Brave offers a browser that blocks ads and Web tracking software, and it is developing a system that pays users small amounts when they visit certain sites. This could upend the internet advertising business. The only catch is that the Brave browser is built on Chromium.

Even when people choose to download a competitor to Chrome, Google has ways to encourage them to come back. Vivaldi, a popular browser for the privacy-conscious crowd, has had trouble when it comes to running Google services like Docs and Gmail, said CEO Jon von Tetzchner. Some users logging into Google products on Vivaldi get prompt saying their browser isn’t optimized for them or suggesting they download Chrome instead.

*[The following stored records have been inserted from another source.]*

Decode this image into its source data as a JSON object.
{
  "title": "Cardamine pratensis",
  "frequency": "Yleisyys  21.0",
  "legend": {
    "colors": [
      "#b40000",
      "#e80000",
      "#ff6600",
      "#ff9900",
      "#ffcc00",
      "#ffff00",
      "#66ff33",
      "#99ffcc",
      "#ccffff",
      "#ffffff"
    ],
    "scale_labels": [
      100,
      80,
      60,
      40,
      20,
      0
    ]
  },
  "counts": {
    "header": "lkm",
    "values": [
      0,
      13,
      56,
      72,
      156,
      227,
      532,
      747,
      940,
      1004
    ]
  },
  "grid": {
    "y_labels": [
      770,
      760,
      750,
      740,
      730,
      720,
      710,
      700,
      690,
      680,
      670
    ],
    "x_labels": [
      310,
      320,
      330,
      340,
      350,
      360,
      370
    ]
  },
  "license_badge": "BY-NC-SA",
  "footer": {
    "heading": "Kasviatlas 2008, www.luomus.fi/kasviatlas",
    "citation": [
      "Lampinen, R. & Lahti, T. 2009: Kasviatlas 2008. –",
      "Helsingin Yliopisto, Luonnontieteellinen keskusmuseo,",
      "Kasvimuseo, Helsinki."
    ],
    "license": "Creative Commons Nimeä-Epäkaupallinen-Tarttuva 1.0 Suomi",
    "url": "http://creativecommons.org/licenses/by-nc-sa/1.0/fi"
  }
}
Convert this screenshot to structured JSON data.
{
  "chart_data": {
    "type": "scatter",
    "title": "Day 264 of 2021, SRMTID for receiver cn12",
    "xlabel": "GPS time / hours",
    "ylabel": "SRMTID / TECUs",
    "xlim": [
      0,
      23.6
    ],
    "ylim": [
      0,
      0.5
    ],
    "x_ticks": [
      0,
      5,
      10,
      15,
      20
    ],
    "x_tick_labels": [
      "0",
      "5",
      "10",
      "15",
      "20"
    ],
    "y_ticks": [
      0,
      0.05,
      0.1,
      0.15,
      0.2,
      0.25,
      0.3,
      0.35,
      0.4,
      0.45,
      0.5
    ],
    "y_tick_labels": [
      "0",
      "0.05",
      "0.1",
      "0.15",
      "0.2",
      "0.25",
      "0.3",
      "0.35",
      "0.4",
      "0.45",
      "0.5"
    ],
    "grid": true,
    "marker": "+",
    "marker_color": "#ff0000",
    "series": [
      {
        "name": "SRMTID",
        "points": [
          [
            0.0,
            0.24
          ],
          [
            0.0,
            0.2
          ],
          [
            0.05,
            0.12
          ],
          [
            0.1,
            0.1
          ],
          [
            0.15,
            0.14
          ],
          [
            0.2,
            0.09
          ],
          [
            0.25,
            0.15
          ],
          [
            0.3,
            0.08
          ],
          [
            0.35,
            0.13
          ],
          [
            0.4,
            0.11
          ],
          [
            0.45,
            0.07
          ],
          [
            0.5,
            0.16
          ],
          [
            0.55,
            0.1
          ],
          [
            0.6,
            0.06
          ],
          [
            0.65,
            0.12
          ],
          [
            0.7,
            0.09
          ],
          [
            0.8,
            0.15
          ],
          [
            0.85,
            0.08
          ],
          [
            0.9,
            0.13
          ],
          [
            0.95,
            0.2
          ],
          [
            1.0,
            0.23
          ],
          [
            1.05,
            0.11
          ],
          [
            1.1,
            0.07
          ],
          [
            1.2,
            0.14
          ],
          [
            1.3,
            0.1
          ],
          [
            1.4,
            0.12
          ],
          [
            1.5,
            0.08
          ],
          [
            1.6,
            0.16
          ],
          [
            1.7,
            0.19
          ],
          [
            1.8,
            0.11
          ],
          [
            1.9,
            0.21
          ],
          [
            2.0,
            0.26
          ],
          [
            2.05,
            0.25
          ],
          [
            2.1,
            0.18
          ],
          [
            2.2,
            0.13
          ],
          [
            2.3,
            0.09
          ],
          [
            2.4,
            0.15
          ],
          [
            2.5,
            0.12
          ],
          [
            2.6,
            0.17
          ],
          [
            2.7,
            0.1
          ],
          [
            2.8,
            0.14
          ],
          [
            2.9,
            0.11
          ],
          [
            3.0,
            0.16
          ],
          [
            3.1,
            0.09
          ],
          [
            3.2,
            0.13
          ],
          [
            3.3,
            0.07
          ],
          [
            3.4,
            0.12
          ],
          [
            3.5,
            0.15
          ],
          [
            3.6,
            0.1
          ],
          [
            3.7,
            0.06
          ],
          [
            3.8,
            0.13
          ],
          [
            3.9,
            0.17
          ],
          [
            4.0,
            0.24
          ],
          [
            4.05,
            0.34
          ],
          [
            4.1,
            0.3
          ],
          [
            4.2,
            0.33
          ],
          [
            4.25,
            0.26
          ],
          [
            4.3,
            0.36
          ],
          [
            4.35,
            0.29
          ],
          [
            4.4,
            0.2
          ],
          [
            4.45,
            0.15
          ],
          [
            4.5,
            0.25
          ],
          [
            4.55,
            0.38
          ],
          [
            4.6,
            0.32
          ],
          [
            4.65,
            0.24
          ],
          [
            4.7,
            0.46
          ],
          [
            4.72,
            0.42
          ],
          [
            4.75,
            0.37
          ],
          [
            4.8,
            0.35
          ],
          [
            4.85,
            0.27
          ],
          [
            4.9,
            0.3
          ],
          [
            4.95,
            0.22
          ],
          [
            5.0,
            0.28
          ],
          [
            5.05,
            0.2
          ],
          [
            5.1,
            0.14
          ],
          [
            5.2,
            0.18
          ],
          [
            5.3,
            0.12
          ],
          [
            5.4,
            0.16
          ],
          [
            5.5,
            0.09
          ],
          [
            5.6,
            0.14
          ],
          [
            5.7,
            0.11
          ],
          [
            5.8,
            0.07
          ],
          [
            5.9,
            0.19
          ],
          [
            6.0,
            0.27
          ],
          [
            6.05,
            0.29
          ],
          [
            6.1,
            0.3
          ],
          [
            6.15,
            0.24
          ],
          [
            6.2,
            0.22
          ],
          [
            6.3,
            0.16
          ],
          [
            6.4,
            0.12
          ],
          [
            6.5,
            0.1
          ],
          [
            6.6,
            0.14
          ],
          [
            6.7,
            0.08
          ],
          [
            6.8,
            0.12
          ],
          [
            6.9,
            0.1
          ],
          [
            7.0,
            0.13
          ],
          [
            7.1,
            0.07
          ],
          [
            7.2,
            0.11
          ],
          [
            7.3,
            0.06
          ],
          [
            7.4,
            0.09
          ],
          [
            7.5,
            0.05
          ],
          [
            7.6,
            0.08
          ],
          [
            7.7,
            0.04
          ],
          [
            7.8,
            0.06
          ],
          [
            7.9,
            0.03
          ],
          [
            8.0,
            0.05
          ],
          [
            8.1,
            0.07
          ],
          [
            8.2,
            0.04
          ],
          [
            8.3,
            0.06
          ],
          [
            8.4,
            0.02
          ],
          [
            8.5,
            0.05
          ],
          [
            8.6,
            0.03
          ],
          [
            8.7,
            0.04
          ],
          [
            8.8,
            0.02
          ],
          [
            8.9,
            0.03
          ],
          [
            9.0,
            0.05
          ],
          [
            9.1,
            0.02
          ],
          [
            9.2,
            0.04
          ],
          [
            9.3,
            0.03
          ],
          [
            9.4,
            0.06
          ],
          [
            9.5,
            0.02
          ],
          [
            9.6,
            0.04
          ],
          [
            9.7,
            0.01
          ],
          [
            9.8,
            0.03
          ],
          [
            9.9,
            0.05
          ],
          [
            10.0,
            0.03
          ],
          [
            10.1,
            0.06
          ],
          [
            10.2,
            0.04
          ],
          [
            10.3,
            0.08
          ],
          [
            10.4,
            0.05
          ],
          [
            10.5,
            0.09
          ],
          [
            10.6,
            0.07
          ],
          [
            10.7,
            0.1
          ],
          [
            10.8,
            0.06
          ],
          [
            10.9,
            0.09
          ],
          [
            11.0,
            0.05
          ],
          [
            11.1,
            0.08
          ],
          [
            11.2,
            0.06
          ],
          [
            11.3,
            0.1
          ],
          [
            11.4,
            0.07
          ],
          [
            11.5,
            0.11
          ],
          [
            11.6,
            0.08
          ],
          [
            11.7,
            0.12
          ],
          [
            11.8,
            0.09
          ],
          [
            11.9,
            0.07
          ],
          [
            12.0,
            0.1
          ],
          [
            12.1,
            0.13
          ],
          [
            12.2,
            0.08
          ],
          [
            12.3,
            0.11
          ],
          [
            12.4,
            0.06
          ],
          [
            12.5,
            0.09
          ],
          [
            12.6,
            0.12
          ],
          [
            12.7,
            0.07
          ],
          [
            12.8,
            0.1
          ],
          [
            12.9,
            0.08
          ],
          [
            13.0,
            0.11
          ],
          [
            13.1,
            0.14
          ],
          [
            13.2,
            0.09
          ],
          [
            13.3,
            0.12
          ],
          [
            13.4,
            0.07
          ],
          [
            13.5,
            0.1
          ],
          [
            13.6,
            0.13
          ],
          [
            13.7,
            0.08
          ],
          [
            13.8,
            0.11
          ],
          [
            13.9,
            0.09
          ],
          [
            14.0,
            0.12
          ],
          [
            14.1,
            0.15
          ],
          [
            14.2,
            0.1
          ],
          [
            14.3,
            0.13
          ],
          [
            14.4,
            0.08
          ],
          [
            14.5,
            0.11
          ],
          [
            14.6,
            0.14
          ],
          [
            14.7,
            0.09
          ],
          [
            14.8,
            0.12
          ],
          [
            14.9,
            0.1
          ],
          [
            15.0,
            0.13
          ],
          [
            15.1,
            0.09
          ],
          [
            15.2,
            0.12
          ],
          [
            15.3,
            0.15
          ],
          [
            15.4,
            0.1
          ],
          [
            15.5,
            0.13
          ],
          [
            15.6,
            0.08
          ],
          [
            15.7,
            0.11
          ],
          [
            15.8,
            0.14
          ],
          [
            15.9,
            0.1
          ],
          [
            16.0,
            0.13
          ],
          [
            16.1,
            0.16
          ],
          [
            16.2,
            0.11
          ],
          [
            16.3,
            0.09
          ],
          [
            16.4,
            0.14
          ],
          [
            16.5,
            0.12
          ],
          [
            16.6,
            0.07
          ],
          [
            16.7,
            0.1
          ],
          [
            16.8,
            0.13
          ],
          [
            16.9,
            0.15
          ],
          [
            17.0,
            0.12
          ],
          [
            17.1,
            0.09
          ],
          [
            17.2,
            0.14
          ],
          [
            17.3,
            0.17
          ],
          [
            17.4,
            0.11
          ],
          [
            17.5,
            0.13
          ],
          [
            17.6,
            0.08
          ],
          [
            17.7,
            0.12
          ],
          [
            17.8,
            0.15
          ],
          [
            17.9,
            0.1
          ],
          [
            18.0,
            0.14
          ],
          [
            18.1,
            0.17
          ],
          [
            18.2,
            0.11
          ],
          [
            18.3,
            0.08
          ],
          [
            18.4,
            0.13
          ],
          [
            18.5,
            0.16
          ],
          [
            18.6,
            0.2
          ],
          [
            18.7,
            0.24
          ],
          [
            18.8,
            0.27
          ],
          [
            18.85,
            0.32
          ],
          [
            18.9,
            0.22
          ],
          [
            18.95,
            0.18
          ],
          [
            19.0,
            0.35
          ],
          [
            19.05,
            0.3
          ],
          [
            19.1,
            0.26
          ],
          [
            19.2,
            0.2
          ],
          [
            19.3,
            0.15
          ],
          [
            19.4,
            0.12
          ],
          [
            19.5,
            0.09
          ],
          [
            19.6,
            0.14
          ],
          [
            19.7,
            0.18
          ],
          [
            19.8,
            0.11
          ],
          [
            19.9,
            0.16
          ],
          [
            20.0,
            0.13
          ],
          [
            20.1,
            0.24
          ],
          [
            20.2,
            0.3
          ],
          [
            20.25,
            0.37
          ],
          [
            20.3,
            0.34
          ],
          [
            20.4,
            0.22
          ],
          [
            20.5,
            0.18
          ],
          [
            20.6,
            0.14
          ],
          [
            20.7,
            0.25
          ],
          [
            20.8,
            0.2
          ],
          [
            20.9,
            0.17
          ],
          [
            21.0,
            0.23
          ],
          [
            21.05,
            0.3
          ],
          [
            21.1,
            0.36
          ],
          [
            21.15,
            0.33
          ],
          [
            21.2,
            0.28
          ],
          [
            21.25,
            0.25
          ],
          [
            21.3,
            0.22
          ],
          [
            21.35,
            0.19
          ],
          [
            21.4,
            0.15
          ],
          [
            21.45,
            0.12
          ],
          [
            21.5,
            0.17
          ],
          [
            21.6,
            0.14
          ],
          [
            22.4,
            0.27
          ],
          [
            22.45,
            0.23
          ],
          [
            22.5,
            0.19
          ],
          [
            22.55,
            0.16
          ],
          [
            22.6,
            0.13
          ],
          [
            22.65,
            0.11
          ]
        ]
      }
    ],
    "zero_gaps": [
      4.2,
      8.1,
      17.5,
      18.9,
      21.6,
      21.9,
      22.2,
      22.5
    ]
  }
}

Winning the browser war has done a lot more for Google than just allow it to create a friendly space for its other Web services. When Chrome users are logged-in to a Google account, the company can follow them around the Web, cataloging what sites they visit. All the data help Google’s ad products improve.

Fisher, the Chrome executive, said the Web needs advertising to keep it affordable for people who might not be able to pay publishers and other website owners for access.

“Chrome is independent of the ads group, but of course we collaborate with them, we both have a shared goal of a free and open Web,” Fisher said.”Part of making the Web really great is that there’s a diversity of content for users to consume.”

Diversity of browsers is another matter. If Microsoft, the world’s largest software maker, needs Chromium, it’s hard to imagine Google losing its grip any time soon.